Cortrinkau's Blog

being a functioning adult in germany

Today was my first day of being a functioning adult in Germany. Meaning: today is the first day I used the stove to make myself dinner.1

There's a reason it took this long! I first got here 5 days ago, and moved into one of the bungalows in the Olympic village. It sounds glamorous (and the Olympic village is very glamorous) but the buildings themselves are concrete cubes. The program provided us with 1 roll of toilet paper, a sleeping bag, pillow, 2 plastic cups, a set of disposable silverware, and a minimum-cost package of soup. When I first got here, I had been traveling for almost 24 hours including the drive to the airport and taking the subway from the airport to the village, and was operating on 4.5 hours of sleep. I did manage to buy towels, a garbage can, and the bare-minimum essentials I needed to get through a single day before going to sleep that night.
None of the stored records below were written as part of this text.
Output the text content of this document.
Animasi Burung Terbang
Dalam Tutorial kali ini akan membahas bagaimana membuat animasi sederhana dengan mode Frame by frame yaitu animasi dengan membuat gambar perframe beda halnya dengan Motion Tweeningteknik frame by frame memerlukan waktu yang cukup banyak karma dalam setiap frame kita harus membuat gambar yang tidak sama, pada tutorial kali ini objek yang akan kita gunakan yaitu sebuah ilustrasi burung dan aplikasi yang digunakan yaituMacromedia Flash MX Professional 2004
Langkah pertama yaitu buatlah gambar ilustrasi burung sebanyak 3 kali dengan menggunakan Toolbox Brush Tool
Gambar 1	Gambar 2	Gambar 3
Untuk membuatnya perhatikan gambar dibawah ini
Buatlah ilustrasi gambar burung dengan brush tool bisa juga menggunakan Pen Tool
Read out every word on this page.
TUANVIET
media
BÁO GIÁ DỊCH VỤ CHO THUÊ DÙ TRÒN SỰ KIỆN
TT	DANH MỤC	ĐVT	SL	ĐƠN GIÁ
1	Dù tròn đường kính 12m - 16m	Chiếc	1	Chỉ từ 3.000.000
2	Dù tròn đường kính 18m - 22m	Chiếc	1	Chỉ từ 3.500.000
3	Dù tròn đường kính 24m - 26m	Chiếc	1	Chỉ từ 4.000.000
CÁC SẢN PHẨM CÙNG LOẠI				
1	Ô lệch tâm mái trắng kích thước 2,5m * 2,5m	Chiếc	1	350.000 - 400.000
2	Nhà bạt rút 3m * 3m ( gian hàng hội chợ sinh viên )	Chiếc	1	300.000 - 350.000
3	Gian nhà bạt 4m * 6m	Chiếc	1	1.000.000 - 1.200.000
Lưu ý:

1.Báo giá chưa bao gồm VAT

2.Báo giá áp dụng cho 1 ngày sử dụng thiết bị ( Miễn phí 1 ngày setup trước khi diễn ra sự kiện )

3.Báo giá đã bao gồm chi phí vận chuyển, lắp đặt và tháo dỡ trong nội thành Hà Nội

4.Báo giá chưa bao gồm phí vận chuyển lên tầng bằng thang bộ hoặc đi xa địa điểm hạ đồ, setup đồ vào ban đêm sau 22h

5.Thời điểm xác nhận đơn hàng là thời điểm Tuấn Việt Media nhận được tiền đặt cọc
All of this for the equivalent of $60. Can you believe it?

You don't realize how many items count as 'household essentials' until you're trying to operate without them. A steak knife! A pair of scissors! Trying to remove tags from purchased items without a pair of scissors is really frustrating, and having to do that 10 times for all the dishtowels/rags/whatever you just bought is terrible. Also, it's so easy to just forget household items that fade into the background, like cutting boards. Before today, I didn't have plates or cutting boards, and I had been eating almost nothing but sandwiches off of paper towels for four days. :((( I was buying groceries—I do actively seek out vegetables, and I get this weird headache if I eat too much bread and nothing else—but collecting the items needed to actually prepare them was slow. Frying pans! Cooking oil! A spatula! The cutting board is what I'm most relieved to finally have. No more worrying about injuring myself trying to carefully slice some bread that I can't set down.

It can be lonely shopping in Germany. The cashier might not say hello to you, and they'll ring up your stuff and move it to the other side as quickly as possible, moving on to the next customer the second you've paid. You have to bag all your items yourself, and if you haven't cleared all your stuff out when the cashier has moved on to the next customer, their stuff will get mixed in with your stuff and it's up to you to remember what you bought. I'm okay with bagging things myself, but it makes me feel so invisible when I'm still putting my stuff away while other people's purchases get added to the pile. I don't move that fast...

Every time I go shopping, I have to cap myself to what I can carry, which is why it's taken so long to fill my apartment with what it needs. Today it was really warm out, so I took the scenic walk to the store (also because I'm low on euros and wanted to skip the U-bahn day pass.) Walking back, I had to stop and take a break from carrying everything, and I saw a calico cat emerge from the bushes. I've seen her before, she lives in the neighborhood and goes where she pleases. She sidled up to me, clearly wanting some affection, and even climbed up into my lap to sit on the cushion I had just bought :D I feel so incredibly lucky to have been chosen by this cat. She let me pet her for almost half an hour before she heard some birds twittering, and disappeared again to begin the hunt.

Cortrinkau's Blog

Cortrinkau's Blog

She started purring when I scratched behind her ears :)

Cortrinkau's Blog

  1. Today's functioning adult dinner - Rindfleisch in a marinade from the grocery store (they had a sale) with chopped-up carrots and mushrooms. I ate all of it and it was great.